Secondly, the UK’s lazy attitude towards education and cost of education create a dual problem: education does not change to cater for the best styles of learning.

This is not the fault of teachers but the fault of an archaic government resistant to change, desperate to keep the “conserve” in Conservative. If children are not given the best ways to learn for their style, if they are not taught the correct information because of outdated or poor syllabuses, they cannot rise to their potential. Even if they somehow do rise to their potential, another problem lurks: classism.

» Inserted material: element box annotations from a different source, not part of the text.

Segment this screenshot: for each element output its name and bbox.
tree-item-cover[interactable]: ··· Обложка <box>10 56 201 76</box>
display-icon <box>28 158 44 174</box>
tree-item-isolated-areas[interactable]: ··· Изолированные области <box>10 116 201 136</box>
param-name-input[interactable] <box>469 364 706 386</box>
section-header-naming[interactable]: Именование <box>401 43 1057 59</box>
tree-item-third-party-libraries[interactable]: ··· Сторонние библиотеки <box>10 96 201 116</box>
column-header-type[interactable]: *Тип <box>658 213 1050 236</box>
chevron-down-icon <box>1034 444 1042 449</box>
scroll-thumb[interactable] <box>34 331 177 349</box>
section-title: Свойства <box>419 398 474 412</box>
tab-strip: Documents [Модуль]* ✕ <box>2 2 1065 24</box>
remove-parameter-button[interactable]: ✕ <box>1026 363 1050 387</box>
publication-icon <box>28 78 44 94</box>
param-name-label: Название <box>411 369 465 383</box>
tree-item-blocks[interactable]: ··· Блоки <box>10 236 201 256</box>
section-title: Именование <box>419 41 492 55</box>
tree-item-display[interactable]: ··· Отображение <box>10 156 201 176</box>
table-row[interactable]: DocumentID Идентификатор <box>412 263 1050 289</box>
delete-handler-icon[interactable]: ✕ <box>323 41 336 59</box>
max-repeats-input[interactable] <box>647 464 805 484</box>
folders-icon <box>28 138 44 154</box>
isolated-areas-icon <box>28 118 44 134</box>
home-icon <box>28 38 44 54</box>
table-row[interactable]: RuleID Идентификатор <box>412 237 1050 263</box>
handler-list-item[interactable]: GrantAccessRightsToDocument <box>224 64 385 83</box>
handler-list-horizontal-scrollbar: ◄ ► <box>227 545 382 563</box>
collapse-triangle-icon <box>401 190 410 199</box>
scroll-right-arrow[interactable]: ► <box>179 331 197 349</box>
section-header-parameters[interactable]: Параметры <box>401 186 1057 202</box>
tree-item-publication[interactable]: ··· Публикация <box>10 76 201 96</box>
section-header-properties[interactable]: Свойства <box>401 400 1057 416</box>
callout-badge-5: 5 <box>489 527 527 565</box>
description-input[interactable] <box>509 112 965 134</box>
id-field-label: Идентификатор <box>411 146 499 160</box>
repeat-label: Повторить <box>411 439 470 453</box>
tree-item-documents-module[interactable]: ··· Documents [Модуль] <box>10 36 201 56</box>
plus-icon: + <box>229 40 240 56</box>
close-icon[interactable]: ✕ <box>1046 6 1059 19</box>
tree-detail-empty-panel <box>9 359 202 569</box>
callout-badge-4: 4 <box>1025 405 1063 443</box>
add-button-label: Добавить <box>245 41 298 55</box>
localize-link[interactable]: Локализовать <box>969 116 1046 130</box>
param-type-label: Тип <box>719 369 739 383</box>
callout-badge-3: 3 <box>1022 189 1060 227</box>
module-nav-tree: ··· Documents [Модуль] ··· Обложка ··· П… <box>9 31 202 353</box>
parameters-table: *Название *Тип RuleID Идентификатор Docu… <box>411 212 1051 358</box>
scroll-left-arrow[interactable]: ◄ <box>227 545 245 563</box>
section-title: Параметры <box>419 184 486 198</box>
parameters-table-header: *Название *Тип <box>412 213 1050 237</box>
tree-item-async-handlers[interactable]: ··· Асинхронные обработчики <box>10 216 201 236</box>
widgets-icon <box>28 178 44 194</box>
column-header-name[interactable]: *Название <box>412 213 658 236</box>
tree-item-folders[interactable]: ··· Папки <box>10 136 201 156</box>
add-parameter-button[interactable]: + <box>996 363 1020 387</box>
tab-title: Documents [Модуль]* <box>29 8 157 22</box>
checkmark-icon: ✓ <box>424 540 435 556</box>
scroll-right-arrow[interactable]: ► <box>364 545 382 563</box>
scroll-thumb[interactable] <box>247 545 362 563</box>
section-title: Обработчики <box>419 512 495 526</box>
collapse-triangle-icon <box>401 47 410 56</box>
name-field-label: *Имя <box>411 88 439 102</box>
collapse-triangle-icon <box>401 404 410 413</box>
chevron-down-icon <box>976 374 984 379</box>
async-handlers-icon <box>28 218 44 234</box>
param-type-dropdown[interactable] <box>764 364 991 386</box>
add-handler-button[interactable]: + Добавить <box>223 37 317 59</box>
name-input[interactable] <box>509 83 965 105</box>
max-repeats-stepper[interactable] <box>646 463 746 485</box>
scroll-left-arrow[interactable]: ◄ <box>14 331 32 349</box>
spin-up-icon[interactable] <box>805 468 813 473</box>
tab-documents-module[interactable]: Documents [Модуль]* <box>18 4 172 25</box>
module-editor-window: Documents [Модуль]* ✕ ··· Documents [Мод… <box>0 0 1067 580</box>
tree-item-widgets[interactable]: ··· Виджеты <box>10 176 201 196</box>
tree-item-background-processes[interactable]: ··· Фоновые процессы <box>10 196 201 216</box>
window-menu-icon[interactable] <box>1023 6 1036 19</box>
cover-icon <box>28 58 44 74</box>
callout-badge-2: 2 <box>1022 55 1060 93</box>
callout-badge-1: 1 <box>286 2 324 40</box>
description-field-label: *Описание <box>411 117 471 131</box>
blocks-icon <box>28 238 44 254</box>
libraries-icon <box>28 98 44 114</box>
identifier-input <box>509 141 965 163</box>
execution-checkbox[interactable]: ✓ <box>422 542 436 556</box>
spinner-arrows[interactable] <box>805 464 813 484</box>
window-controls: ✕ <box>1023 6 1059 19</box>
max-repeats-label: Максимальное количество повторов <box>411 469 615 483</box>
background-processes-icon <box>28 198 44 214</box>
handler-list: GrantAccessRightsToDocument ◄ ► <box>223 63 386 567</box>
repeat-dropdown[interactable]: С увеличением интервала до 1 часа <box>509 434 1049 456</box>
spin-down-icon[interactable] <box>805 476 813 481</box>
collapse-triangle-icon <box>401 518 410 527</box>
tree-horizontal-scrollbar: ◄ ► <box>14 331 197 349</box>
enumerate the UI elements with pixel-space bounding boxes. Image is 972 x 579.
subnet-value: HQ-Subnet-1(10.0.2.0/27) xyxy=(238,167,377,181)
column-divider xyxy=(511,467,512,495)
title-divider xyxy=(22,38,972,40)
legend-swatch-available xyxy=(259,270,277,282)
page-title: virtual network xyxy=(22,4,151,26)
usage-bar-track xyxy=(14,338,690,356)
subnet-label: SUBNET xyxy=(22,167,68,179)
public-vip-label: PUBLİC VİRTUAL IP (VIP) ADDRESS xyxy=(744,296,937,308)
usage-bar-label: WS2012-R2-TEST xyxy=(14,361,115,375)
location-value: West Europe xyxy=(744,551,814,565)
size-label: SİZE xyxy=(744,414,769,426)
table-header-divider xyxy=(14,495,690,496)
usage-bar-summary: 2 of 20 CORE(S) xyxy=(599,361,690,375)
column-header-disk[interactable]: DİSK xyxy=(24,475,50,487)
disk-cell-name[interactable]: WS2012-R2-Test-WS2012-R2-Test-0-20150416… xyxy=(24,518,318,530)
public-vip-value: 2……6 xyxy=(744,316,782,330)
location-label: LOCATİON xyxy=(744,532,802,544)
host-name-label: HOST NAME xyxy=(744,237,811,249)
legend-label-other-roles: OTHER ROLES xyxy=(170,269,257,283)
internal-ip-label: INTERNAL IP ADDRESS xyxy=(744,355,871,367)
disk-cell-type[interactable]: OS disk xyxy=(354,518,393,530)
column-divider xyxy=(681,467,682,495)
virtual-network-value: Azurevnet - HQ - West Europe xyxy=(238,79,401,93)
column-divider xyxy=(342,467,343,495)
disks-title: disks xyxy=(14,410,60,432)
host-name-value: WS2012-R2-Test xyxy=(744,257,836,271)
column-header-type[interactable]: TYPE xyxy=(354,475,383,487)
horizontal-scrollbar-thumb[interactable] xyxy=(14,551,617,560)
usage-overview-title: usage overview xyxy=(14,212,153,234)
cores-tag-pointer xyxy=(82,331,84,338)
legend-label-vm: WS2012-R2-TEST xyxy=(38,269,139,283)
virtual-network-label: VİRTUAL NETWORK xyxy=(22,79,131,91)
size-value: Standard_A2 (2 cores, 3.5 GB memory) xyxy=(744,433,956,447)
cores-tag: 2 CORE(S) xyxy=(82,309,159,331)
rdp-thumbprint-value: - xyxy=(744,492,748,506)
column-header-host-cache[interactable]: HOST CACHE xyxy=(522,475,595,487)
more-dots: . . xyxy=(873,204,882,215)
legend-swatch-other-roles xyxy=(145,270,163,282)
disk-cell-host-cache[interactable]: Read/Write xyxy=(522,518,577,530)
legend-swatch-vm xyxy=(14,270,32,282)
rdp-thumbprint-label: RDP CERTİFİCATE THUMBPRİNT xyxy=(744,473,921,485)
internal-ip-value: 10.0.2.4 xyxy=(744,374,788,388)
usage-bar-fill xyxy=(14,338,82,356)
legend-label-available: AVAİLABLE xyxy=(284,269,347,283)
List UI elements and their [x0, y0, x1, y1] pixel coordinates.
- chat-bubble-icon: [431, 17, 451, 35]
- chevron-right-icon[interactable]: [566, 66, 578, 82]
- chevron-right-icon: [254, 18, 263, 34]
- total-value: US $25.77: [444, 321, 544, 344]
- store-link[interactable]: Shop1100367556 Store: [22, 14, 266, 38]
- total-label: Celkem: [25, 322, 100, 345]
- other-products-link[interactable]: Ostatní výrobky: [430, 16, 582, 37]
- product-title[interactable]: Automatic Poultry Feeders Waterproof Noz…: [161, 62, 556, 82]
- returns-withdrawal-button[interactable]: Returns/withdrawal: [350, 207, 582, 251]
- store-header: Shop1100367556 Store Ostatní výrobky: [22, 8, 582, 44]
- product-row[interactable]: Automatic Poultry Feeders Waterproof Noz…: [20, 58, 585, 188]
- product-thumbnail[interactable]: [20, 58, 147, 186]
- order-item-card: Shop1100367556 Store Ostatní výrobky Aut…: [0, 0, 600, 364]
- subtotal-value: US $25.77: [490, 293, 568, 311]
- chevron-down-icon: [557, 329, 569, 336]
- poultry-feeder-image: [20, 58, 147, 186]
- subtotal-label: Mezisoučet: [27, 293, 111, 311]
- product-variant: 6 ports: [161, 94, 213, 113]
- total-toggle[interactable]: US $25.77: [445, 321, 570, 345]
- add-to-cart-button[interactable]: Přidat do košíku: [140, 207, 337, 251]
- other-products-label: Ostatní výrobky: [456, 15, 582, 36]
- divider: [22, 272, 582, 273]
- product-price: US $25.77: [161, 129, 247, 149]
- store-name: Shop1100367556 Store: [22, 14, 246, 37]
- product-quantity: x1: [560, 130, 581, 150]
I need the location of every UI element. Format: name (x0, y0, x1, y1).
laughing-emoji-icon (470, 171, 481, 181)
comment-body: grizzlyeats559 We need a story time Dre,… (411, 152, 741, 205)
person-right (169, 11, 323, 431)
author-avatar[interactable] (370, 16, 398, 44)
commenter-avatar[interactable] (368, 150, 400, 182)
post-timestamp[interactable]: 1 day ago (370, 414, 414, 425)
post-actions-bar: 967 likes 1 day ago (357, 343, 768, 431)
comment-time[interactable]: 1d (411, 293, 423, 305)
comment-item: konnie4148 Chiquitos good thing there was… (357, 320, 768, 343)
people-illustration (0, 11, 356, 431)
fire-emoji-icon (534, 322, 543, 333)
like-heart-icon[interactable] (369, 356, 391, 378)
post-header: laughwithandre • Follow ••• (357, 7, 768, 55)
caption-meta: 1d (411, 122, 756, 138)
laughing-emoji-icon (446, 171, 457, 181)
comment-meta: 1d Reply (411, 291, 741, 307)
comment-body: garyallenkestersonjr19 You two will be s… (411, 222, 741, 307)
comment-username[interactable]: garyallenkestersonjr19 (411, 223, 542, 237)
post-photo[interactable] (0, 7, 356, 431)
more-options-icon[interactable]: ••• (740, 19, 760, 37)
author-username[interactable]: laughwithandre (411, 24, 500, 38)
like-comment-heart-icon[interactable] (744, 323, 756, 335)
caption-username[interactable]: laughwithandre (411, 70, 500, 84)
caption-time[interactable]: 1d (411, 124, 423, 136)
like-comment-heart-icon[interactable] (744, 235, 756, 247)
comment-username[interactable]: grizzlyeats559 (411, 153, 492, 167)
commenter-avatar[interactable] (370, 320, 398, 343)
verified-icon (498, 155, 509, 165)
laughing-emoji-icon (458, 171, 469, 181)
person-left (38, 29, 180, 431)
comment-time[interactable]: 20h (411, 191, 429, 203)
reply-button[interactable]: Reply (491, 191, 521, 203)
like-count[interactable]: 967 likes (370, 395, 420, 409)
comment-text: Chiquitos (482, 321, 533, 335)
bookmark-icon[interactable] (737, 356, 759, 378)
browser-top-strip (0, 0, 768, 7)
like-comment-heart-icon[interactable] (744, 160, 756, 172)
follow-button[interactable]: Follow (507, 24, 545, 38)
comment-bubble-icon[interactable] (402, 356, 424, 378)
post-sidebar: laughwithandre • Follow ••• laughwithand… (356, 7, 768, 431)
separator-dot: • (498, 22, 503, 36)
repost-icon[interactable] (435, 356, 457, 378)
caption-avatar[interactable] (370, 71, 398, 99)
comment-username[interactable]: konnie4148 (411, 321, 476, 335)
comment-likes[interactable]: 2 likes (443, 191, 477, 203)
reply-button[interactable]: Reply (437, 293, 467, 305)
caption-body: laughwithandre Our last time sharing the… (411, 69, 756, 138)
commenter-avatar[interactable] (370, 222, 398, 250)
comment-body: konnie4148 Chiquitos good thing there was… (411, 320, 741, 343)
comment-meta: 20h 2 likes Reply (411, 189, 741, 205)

I myself was from the poorest families who went to university and so was given the maximum student loan at the time, and I am still saddled with thousands of pounds of debt where richer students, given lower loans & supplemented by their parents, can walk away from uni with minimal to no debt at all. Asking someone to take on at least five years of university debt is too much for many, effectively freezing many out of the necessary steps in order to qualify as a medical professional in the first place. Since I went to university, some institutions have quadrupled their prices in line with the governments’ suggestions. One has to wonder whether courses and outcomes have improved as a result…

As the NHS continues to be subsumed by poor leadership from a government whose interests lie in outsourcing profit from healthcare, these issues will persist. Only a rejection of anti-NHS rhetoric, an understanding of the systemic issues, and support for those protesting for safer working conditions and better pay will lead to a positive outcome. The longer the UK continues to entertain a government whose ethos is to scorn the workers who are keeping us alive against the odds, the further into slow-motion disaster we sink.